Do people assume things about you from your character in the film?

Some people assume I come from the same background as the Winklevoss brothers, who are from a wealthy family. Not true. I went to public school. My parents came to the U.S. as immigrants without any money, though both were trained as doctors. My dad drove the same Toyota Corolla hatchback for 13 years before he upgraded to a Mercury Sable station wagon. 

What have your parents made of all of the buzz?

They’ve gotten a kick out of it. I doubt they ever expected to see their son in the papers, let alone in a major motion film. Like many Indian parents, they probably had some desire that I’d be a doctor like them. They’re very low-key, not socialites. I convinced them to go to the after-party at the Harvard Club after the movie’s premiere in New York, and I think they enjoyed it judging by the number of photos they took.

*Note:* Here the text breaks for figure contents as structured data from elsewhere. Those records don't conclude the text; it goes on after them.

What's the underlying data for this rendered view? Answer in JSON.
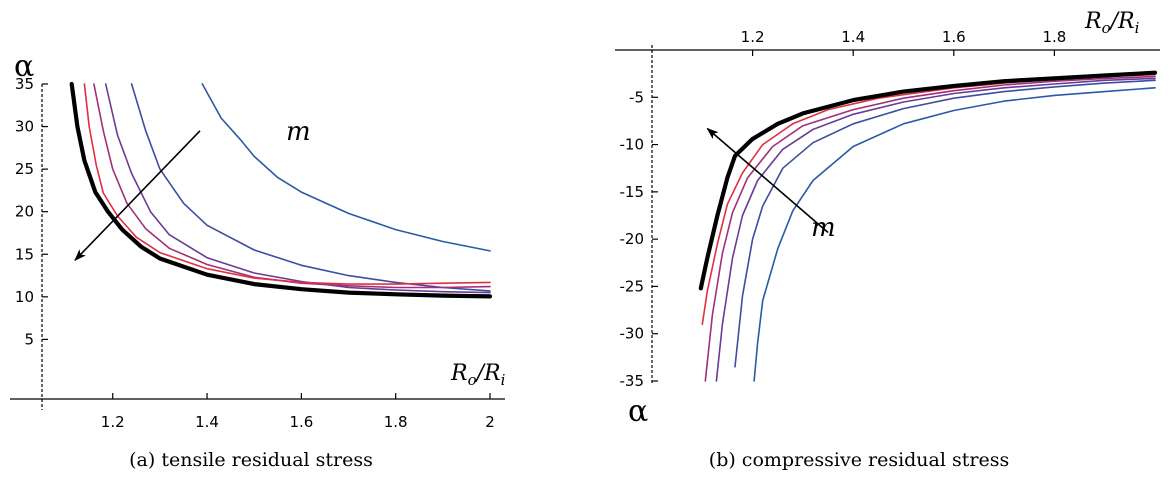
{
  "chart_data": [
    {
      "type": "line",
      "caption": "(a) tensile residual stress",
      "xlabel_base": "R",
      "xlabel_base_sub": "o",
      "xlabel_sep": "/",
      "xlabel_denom": "R",
      "xlabel_denom_sub": "i",
      "ylabel": "α",
      "arrow_label": "m",
      "xlim": [
        1.05,
        2.0
      ],
      "ylim": [
        -2,
        35
      ],
      "xticks": [
        1.2,
        1.4,
        1.6,
        1.8,
        2
      ],
      "xtick_labels": [
        "1.2",
        "1.4",
        "1.6",
        "1.8",
        "2"
      ],
      "yticks": [
        5,
        10,
        15,
        20,
        25,
        30,
        35
      ],
      "ytick_labels": [
        "5",
        "10",
        "15",
        "20",
        "25",
        "30",
        "35"
      ],
      "arrow": {
        "from": [
          1.385,
          29.5
        ],
        "to": [
          1.12,
          14.3
        ]
      },
      "series": [
        {
          "color": "#2a5aa6",
          "width": 1.6,
          "points": [
            [
              1.39,
              35
            ],
            [
              1.43,
              31
            ],
            [
              1.47,
              28.5
            ],
            [
              1.5,
              26.5
            ],
            [
              1.55,
              24
            ],
            [
              1.6,
              22.3
            ],
            [
              1.7,
              19.8
            ],
            [
              1.8,
              17.9
            ],
            [
              1.9,
              16.5
            ],
            [
              2.0,
              15.4
            ]
          ]
        },
        {
          "color": "#3d4da0",
          "width": 1.6,
          "points": [
            [
              1.24,
              35
            ],
            [
              1.27,
              29.5
            ],
            [
              1.3,
              25
            ],
            [
              1.35,
              21
            ],
            [
              1.4,
              18.4
            ],
            [
              1.5,
              15.5
            ],
            [
              1.6,
              13.7
            ],
            [
              1.7,
              12.5
            ],
            [
              1.8,
              11.7
            ],
            [
              1.9,
              11.1
            ],
            [
              2.0,
              10.7
            ]
          ]
        },
        {
          "color": "#6a3a98",
          "width": 1.6,
          "points": [
            [
              1.185,
              35
            ],
            [
              1.21,
              29
            ],
            [
              1.24,
              24.5
            ],
            [
              1.28,
              20
            ],
            [
              1.32,
              17.3
            ],
            [
              1.4,
              14.6
            ],
            [
              1.5,
              12.8
            ],
            [
              1.6,
              11.8
            ],
            [
              1.7,
              11.1
            ],
            [
              1.8,
              10.8
            ],
            [
              1.9,
              10.6
            ],
            [
              2.0,
              10.5
            ]
          ]
        },
        {
          "color": "#a0307a",
          "width": 1.6,
          "points": [
            [
              1.16,
              35
            ],
            [
              1.18,
              29.5
            ],
            [
              1.2,
              25
            ],
            [
              1.23,
              21
            ],
            [
              1.27,
              18
            ],
            [
              1.32,
              15.7
            ],
            [
              1.4,
              13.8
            ],
            [
              1.5,
              12.3
            ],
            [
              1.6,
              11.6
            ],
            [
              1.7,
              11.3
            ],
            [
              1.8,
              11.1
            ],
            [
              1.9,
              11.1
            ],
            [
              2.0,
              11.2
            ]
          ]
        },
        {
          "color": "#e03040",
          "width": 1.6,
          "points": [
            [
              1.14,
              35
            ],
            [
              1.15,
              30
            ],
            [
              1.165,
              25.5
            ],
            [
              1.18,
              22.2
            ],
            [
              1.21,
              19.5
            ],
            [
              1.25,
              17
            ],
            [
              1.3,
              15.2
            ],
            [
              1.4,
              13.3
            ],
            [
              1.5,
              12.2
            ],
            [
              1.6,
              11.7
            ],
            [
              1.7,
              11.5
            ],
            [
              1.8,
              11.5
            ],
            [
              1.9,
              11.6
            ],
            [
              2.0,
              11.7
            ]
          ]
        },
        {
          "color": "#000000",
          "width": 4.2,
          "points": [
            [
              1.113,
              35
            ],
            [
              1.125,
              30
            ],
            [
              1.14,
              26
            ],
            [
              1.163,
              22.3
            ],
            [
              1.19,
              20
            ],
            [
              1.22,
              17.9
            ],
            [
              1.26,
              15.9
            ],
            [
              1.3,
              14.5
            ],
            [
              1.4,
              12.6
            ],
            [
              1.5,
              11.5
            ],
            [
              1.6,
              10.9
            ],
            [
              1.7,
              10.5
            ],
            [
              1.8,
              10.3
            ],
            [
              1.9,
              10.15
            ],
            [
              2.0,
              10.05
            ]
          ]
        }
      ]
    },
    {
      "type": "line",
      "caption": "(b) compressive residual stress",
      "xlabel_base": "R",
      "xlabel_base_sub": "o",
      "xlabel_sep": "/",
      "xlabel_denom": "R",
      "xlabel_denom_sub": "i",
      "ylabel": "α",
      "arrow_label": "m",
      "xlim": [
        1.0,
        2.0
      ],
      "ylim": [
        -35,
        0
      ],
      "xticks": [
        1.2,
        1.4,
        1.6,
        1.8
      ],
      "xtick_labels": [
        "1.2",
        "1.4",
        "1.6",
        "1.8"
      ],
      "yticks": [
        -5,
        -10,
        -15,
        -20,
        -25,
        -30,
        -35
      ],
      "ytick_labels": [
        "-5",
        "-10",
        "-15",
        "-20",
        "-25",
        "-30",
        "-35"
      ],
      "arrow": {
        "from": [
          1.35,
          -19.3
        ],
        "to": [
          1.11,
          -8.3
        ]
      },
      "series": [
        {
          "color": "#2a5aa6",
          "width": 1.6,
          "points": [
            [
              1.203,
              -35
            ],
            [
              1.21,
              -31
            ],
            [
              1.22,
              -26.5
            ],
            [
              1.25,
              -21
            ],
            [
              1.28,
              -17
            ],
            [
              1.32,
              -13.8
            ],
            [
              1.4,
              -10.2
            ],
            [
              1.5,
              -7.8
            ],
            [
              1.6,
              -6.4
            ],
            [
              1.7,
              -5.4
            ],
            [
              1.8,
              -4.8
            ],
            [
              1.9,
              -4.4
            ],
            [
              2.0,
              -4.0
            ]
          ]
        },
        {
          "color": "#3d4da0",
          "width": 1.6,
          "points": [
            [
              1.165,
              -33.5
            ],
            [
              1.18,
              -26
            ],
            [
              1.2,
              -20
            ],
            [
              1.22,
              -16.5
            ],
            [
              1.26,
              -12.5
            ],
            [
              1.32,
              -9.8
            ],
            [
              1.4,
              -7.8
            ],
            [
              1.5,
              -6.2
            ],
            [
              1.6,
              -5.1
            ],
            [
              1.7,
              -4.4
            ],
            [
              1.8,
              -3.9
            ],
            [
              1.9,
              -3.5
            ],
            [
              2.0,
              -3.2
            ]
          ]
        },
        {
          "color": "#6a3a98",
          "width": 1.6,
          "points": [
            [
              1.128,
              -35
            ],
            [
              1.14,
              -29
            ],
            [
              1.16,
              -22
            ],
            [
              1.18,
              -17.5
            ],
            [
              1.21,
              -13.8
            ],
            [
              1.26,
              -10.5
            ],
            [
              1.32,
              -8.4
            ],
            [
              1.4,
              -6.8
            ],
            [
              1.5,
              -5.5
            ],
            [
              1.6,
              -4.6
            ],
            [
              1.7,
              -4.0
            ],
            [
              1.8,
              -3.6
            ],
            [
              1.9,
              -3.2
            ],
            [
              2.0,
              -3.0
            ]
          ]
        },
        {
          "color": "#a0307a",
          "width": 1.6,
          "points": [
            [
              1.106,
              -35
            ],
            [
              1.12,
              -28
            ],
            [
              1.14,
              -21.5
            ],
            [
              1.16,
              -17.2
            ],
            [
              1.19,
              -13.5
            ],
            [
              1.24,
              -10.2
            ],
            [
              1.3,
              -8.0
            ],
            [
              1.4,
              -6.3
            ],
            [
              1.5,
              -5.1
            ],
            [
              1.6,
              -4.3
            ],
            [
              1.7,
              -3.7
            ],
            [
              1.8,
              -3.3
            ],
            [
              1.9,
              -3.0
            ],
            [
              2.0,
              -2.8
            ]
          ]
        },
        {
          "color": "#e03040",
          "width": 1.6,
          "points": [
            [
              1.1,
              -29
            ],
            [
              1.11,
              -25.5
            ],
            [
              1.13,
              -20.5
            ],
            [
              1.15,
              -16.3
            ],
            [
              1.18,
              -13
            ],
            [
              1.22,
              -10
            ],
            [
              1.28,
              -7.8
            ],
            [
              1.35,
              -6.3
            ],
            [
              1.45,
              -5.1
            ],
            [
              1.6,
              -4.0
            ],
            [
              1.7,
              -3.5
            ],
            [
              1.8,
              -3.1
            ],
            [
              1.9,
              -2.8
            ],
            [
              2.0,
              -2.6
            ]
          ]
        },
        {
          "color": "#000000",
          "width": 4.2,
          "points": [
            [
              1.097,
              -25.2
            ],
            [
              1.11,
              -22
            ],
            [
              1.13,
              -17.5
            ],
            [
              1.15,
              -13.5
            ],
            [
              1.165,
              -11.2
            ],
            [
              1.2,
              -9.4
            ],
            [
              1.25,
              -7.8
            ],
            [
              1.3,
              -6.7
            ],
            [
              1.4,
              -5.3
            ],
            [
              1.5,
              -4.4
            ],
            [
              1.6,
              -3.8
            ],
            [
              1.7,
              -3.3
            ],
            [
              1.8,
              -3.0
            ],
            [
              1.9,
              -2.7
            ],
            [
              2.0,
              -2.4
            ]
          ]
        }
      ]
    }
  ]
}
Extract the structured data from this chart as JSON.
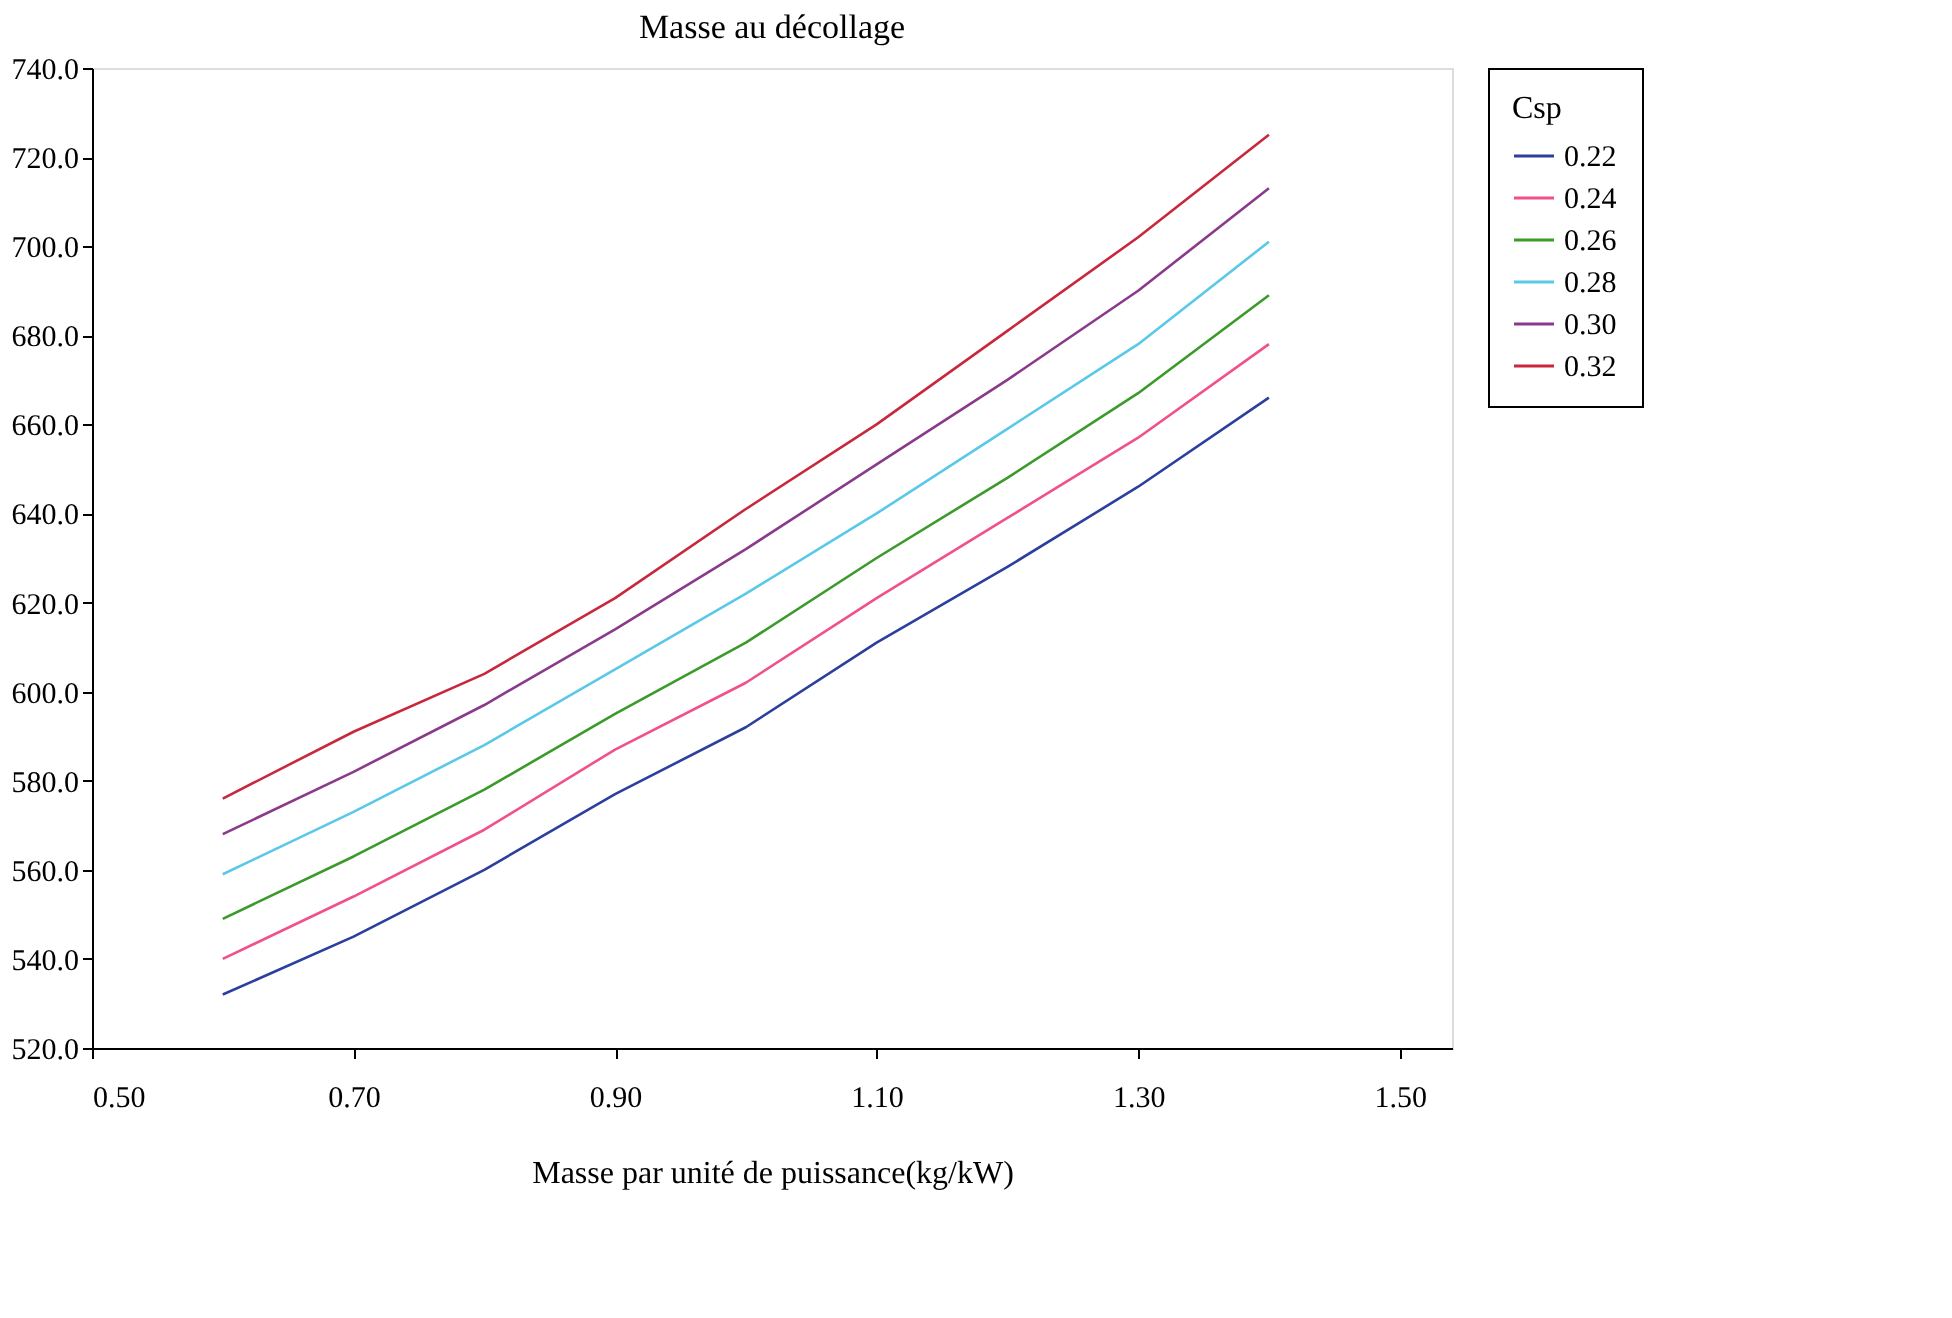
{
  "chart_data": {
    "type": "line",
    "title": "Masse au décollage",
    "xlabel": "Masse par unité de puissance(kg/kW)",
    "legend_title": "Csp",
    "x": [
      0.6,
      0.7,
      0.8,
      0.9,
      1.0,
      1.1,
      1.2,
      1.3,
      1.4
    ],
    "series": [
      {
        "name": "0.22",
        "color": "#2b3f9e",
        "values": [
          532,
          545,
          560,
          577,
          592,
          611,
          628,
          646,
          666
        ]
      },
      {
        "name": "0.24",
        "color": "#f0508c",
        "values": [
          540,
          554,
          569,
          587,
          602,
          621,
          639,
          657,
          678
        ]
      },
      {
        "name": "0.26",
        "color": "#3a9a2a",
        "values": [
          549,
          563,
          578,
          595,
          611,
          630,
          648,
          667,
          689
        ]
      },
      {
        "name": "0.28",
        "color": "#5ac8e8",
        "values": [
          559,
          573,
          588,
          605,
          622,
          640,
          659,
          678,
          701
        ]
      },
      {
        "name": "0.30",
        "color": "#8a3a8a",
        "values": [
          568,
          582,
          597,
          614,
          632,
          651,
          670,
          690,
          713
        ]
      },
      {
        "name": "0.32",
        "color": "#c8283c",
        "values": [
          576,
          591,
          604,
          621,
          641,
          660,
          681,
          702,
          725
        ]
      }
    ],
    "xlim": [
      0.5,
      1.54
    ],
    "xticks": [
      {
        "value": 0.5,
        "label": "0.50"
      },
      {
        "value": 0.7,
        "label": "0.70"
      },
      {
        "value": 0.9,
        "label": "0.90"
      },
      {
        "value": 1.1,
        "label": "1.10"
      },
      {
        "value": 1.3,
        "label": "1.30"
      },
      {
        "value": 1.5,
        "label": "1.50"
      }
    ],
    "ylim": [
      520,
      740
    ],
    "yticks": [
      {
        "value": 520,
        "label": "520.0"
      },
      {
        "value": 540,
        "label": "540.0"
      },
      {
        "value": 560,
        "label": "560.0"
      },
      {
        "value": 580,
        "label": "580.0"
      },
      {
        "value": 600,
        "label": "600.0"
      },
      {
        "value": 620,
        "label": "620.0"
      },
      {
        "value": 640,
        "label": "640.0"
      },
      {
        "value": 660,
        "label": "660.0"
      },
      {
        "value": 680,
        "label": "680.0"
      },
      {
        "value": 700,
        "label": "700.0"
      },
      {
        "value": 720,
        "label": "720.0"
      },
      {
        "value": 740,
        "label": "740.0"
      }
    ],
    "grid": false,
    "legend": "right",
    "marker": "none",
    "line_style": "solid"
  }
}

Some people might be bitter if they thought they had an idea that turned someone else into a billionaire. You don’t sound bitter.

This all happened so long ago that I don’t lose sleep over it now. Beyond the Facebook litigation process and all the media buzz, my co-founders and I got busy doing other things. I worked as an investment banker for two years and then for a hedge fund. I launched SumZero. Now I’m doing the JD-MBA. I’ve learned an incredible amount since I graduated from college.

Has Northwestern been a place to make connections?

There are lots of networking opportunities between the smart students and outstanding professors. I approached Professor David Ruder, who’s a former chairman of the Securities and Exchange Commission about SumZero. He said, given my past litigation background, I should hire an attorney for SumZero. He introduced me to a partner in what’s arguably the most powerful technology law firm in the country, which we officially engaged a few weeks later.  So there’s a tangible benefit to working with experienced professors.

Any regrets?

I joke that I regret never learning web programming. If I had, we’d never have hired Mark Zuckerberg in the first place. But, no, I don’t live in regret. You have to learn from life’s lessons and keep moving forward.